Single by Martika

from the album Martika's Kitchen
- B-side: "Broken Heart"
- Released: November 11, 1991
- Length: 4:12
- Label: Columbia
- Songwriter: Prince
- Producer: Prince

Martika singles chronology
| "Love... Thy Will Be Done" (1991) | "Martika's Kitchen" (1991) | "Coloured Kisses" (1992) |

Music video
- "Martika's Kitchen" on YouTube

= Martika's Kitchen (song) =

1991 single by Martika

"Martika's Kitchen" is the second single and title track released from American singer-songwriter and actress Martika's 1991 album of the same name, written and produced by Prince. It was released in November 1991 by Columbia Records.
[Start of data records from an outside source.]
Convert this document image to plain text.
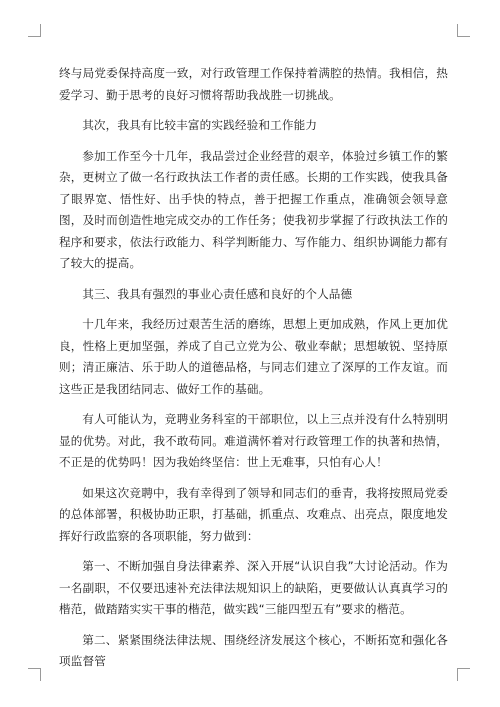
终与局党委保持高度一致，对行政管理工作保持着满腔的热情。我相信，热爱学习、勤于思考的良好习惯将帮助我战胜一切挑战。

其次，我具有比较丰富的实践经验和工作能力

参加工作至今十几年，我品尝过企业经营的艰辛，体验过乡镇工作的繁杂，更树立了做一名行政执法工作者的责任感。长期的工作实践，使我具备了眼界宽、悟性好、出手快的特点，善于把握工作重点，准确领会领导意图，及时而创造性地完成交办的工作任务；使我初步掌握了行政执法工作的程序和要求，依法行政能力、科学判断能力、写作能力、组织协调能力都有了较大的提高。

其三、我具有强烈的事业心责任感和良好的个人品德

十几年来，我经历过艰苦生活的磨练，思想上更加成熟，作风上更加优良，性格上更加坚强，养成了自己立党为公、敬业奉献；思想敏锐、坚持原则；清正廉洁、乐于助人的道德品格，与同志们建立了深厚的工作友谊。而这些正是我团结同志、做好工作的基础。

有人可能认为，竞聘业务科室的干部职位，以上三点并没有什么特别明显的优势。对此，我不敢苟同。难道满怀着对行政管理工作的执著和热情，不正是的优势吗！因为我始终坚信：世上无难事，只怕有心人！

如果这次竞聘中，我有幸得到了领导和同志们的垂青，我将按照局党委的总体部署，积极协助正职，打基础，抓重点、攻难点、出亮点，限度地发挥好行政监察的各项职能，努力做到：

第一、不断加强自身法律素养、深入开展“认识自我”大讨论活动。作为一名副职，不仅要迅速补充法律法规知识上的缺陷，更要做认认真真学习的楷范，做踏踏实实干事的楷范，做实践“三能四型五有”要求的楷范。

第二、紧紧围绕法律法规、围绕经济发展这个核心，不断拓宽和强化各项监督管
Although the song did not replicate the success of "Love... Thy Will Be Done" in the United States, stalling at number 93 on the Billboard Hot 100, it was more successful internationally, peaking within the top 30 in Australia, Ireland, New Zealand, Sweden and the United Kingdom.

==Charts==

| Chart (1991–1992) | Peak position |
|---|---|
| Australia (ARIA) | 29 |
| Belgium (Ultratop 50 Flanders) | 40 |
| Canada Top Singles (RPM) | 34 |
| Europe (Eurochart Hot 100) | 52 |
| European Hit Radio (Music & Media) | 10 |
| European Dance Radio (Music & Media) | 17 |
| Germany (GfK) | 40 |
| Ireland (IRMA) | 24 |
| Luxembourg (Radio Luxembourg) | 5 |
| Netherlands (Dutch Top 40) | 38 |
| Netherlands (Single Top 100) | 38 |
| New Zealand (Recorded Music NZ) | 23 |
| Sweden (Sverigetopplistan) | 21 |
| UK Singles (Official Charts) | 17 |
| UK Airplay (Music Week) | 6 |
| US Billboard Hot 100 | 93 |
| US Cash Box Top 100 | 74 |
| Zimbabwe (ZIMA) | 1 |

==Release history==

| Region | Date | Format(s) | Label(s) | Ref. |
| Australia | November 11, 1991 | CD; cassette; | Columbia |  |
| United Kingdom | November 18, 1991 | 7-inch vinyl; 12-inch vinyl; CD; cassette; |  |
| Japan | November 21, 1991 | Mini-CD | Sony |  |

==Samples==
Prince sampled the song on his cover of Joan Osbourne's song "One of Us".